I was thrilled with Ubuntu 10.04 Netbook Remix. It made excellent use of the small screen and the single-full-screen application usage model. It had its warts. You had to leave your application to access the menu. Some dialogs didn’t work well on small screens, making it difficult to get at the buttons on the bottom. But all in all, it worked really well. I was particularly fond of the menu system’s use of the desktop to display icons – with the caveat that it would have been nice to be able to get at things without completing obscuring your current application.

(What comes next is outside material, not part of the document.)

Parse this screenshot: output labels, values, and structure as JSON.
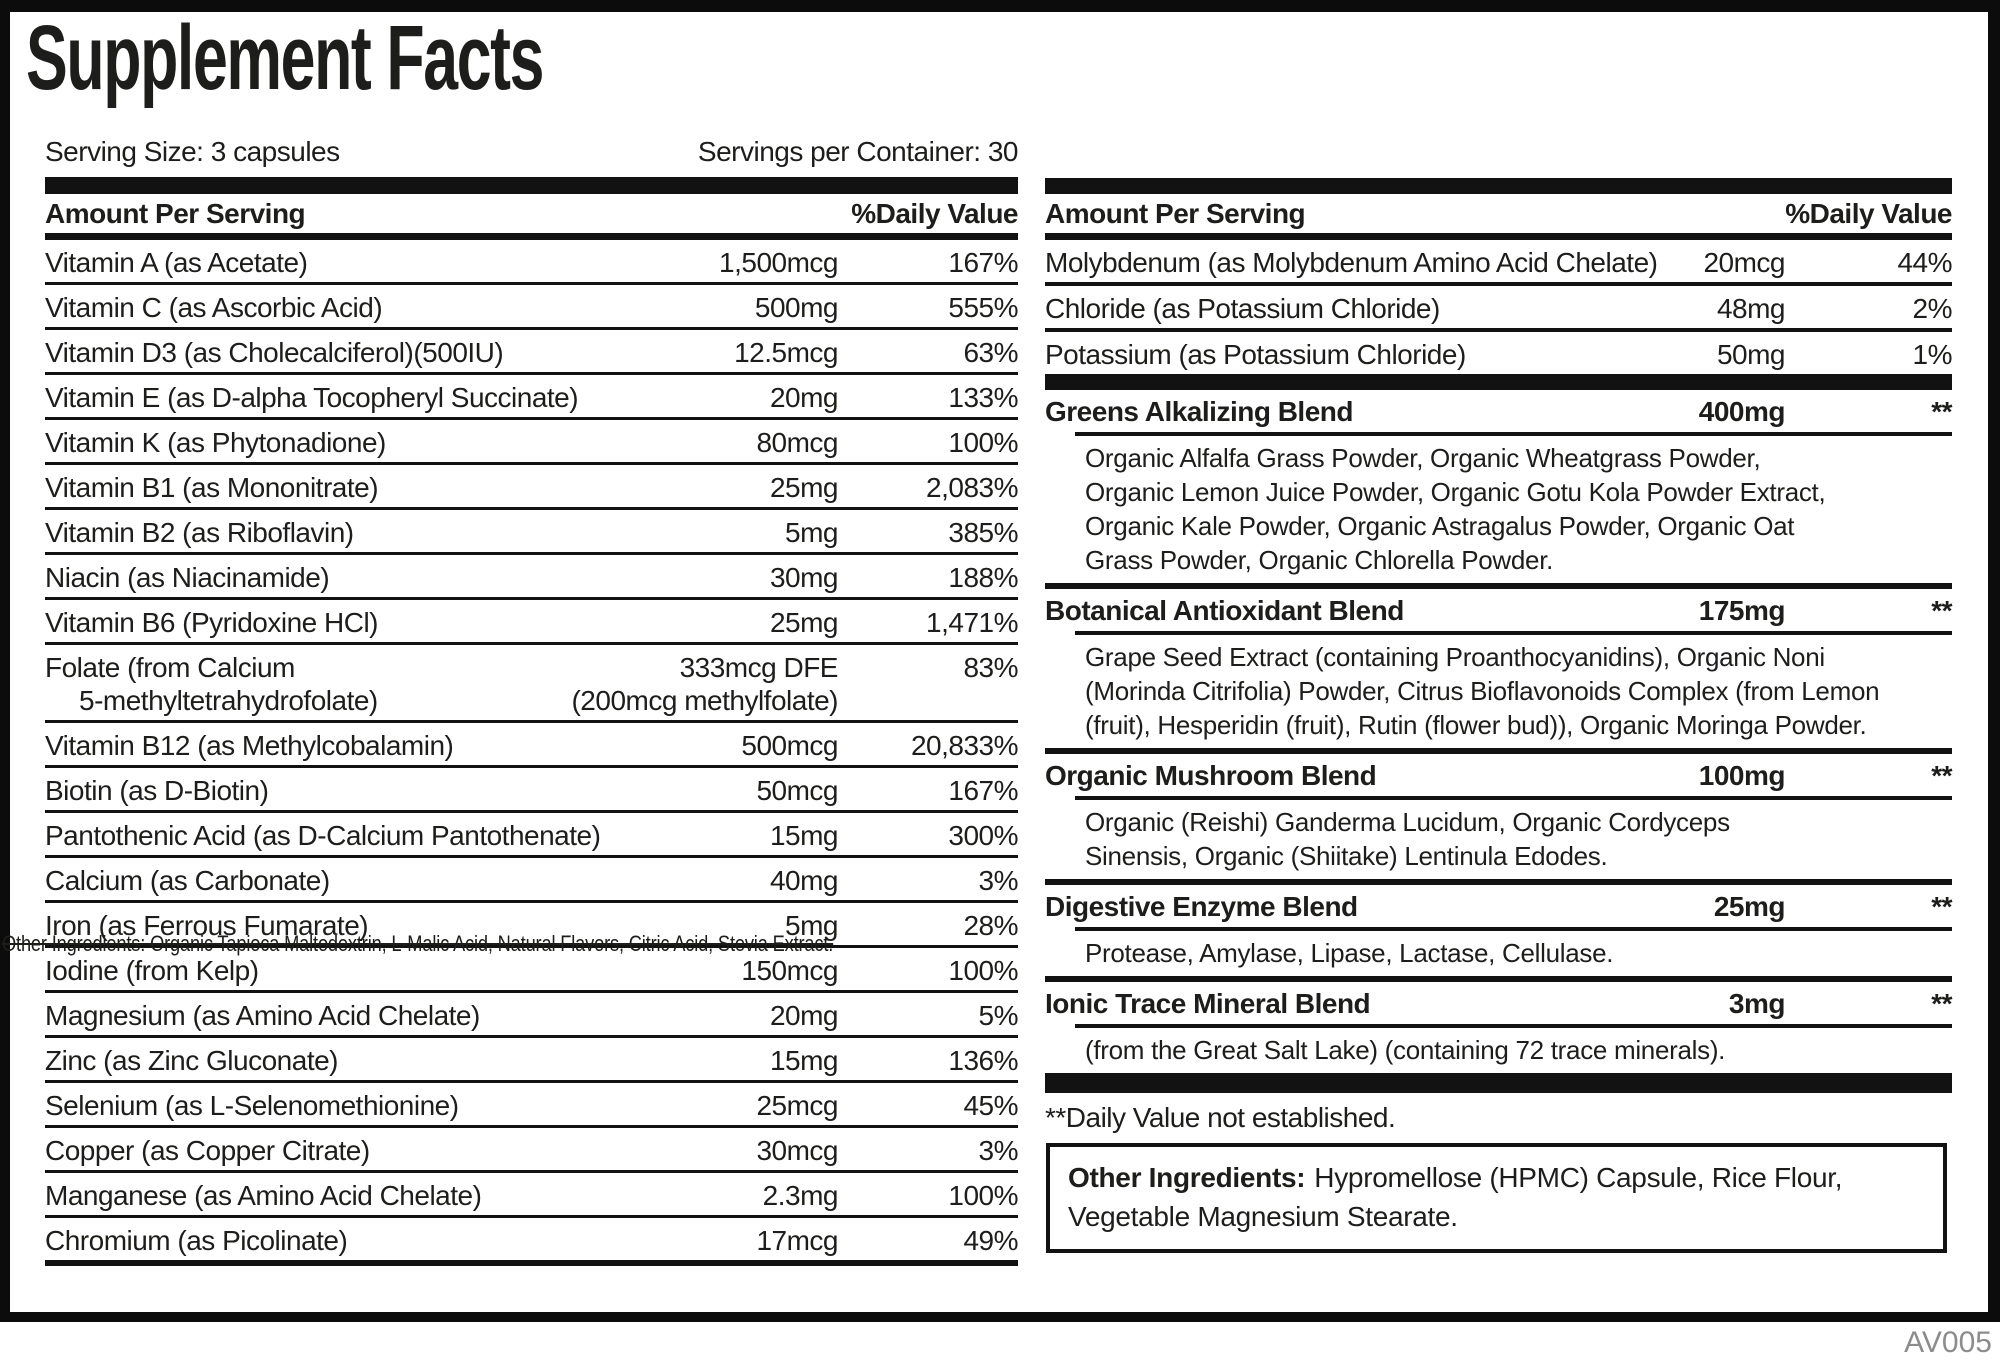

Enter Ubuntu 10.10 (Maverick) Netbook Edition with the new Unity interface. I was expecting a polished up version of 10.04 – what I got was… lost. The new menu system displays icons on the left-most column, and maximized windows do not obscure it. So far, so good in my opinion. But wait… where did the menu organization go? You know “Internet” “Graphics”… etc. You have to scroll down to the “Applications” icon (mouse hover is the only way to be sure that’s what it is) which brings up a menu system reminiscent of the 10.04 menu, except without much in the way useful organization. There are some breadcrumb style categories at the top, but all those that I would expect. Figuring there must be some preferences to adjust this sort of thing, I started looking for preferences… … … not a preferences category in sight – OK, I used the handy search bar. That brought up some plausible settings programs. Clicking on one of them brought up… the application installer! The search showed me preferences tools for applications that were not even installed!
Once an application is found, I expected to be able to add it to the menu as a favorite, or some other similar model. No such luck, right click is impotent, although it is used to remove icons from the menu. As it happens you can only add it to the menu by launching the application and then right clicking on the newly added icon on the menu and selecting “Keep in Launcher”. I found the “+” around the icon in 10.04 to be a much more discoverable mechanism.
Besides objections to its design, I ran into some implementation annoyances as well. The Application and System launchers took long enough to load that I was tempted to press them again. Perhaps this is do to time spent searching the package manager for applications I haven’t installed? The mouse-hover descriptions of the menu icons would occasionally stick – leaving “Firefox Web Browser” obscuring the browser itself.
Perhaps things will “click” and I’ll fall madly in love with Unity – but I doubt it. For now, I must bide my time until my better half logs into her account on this netbook and looks up at me with that knowing glare that says, “You just couldn’t resist could you? WTF is my browser?”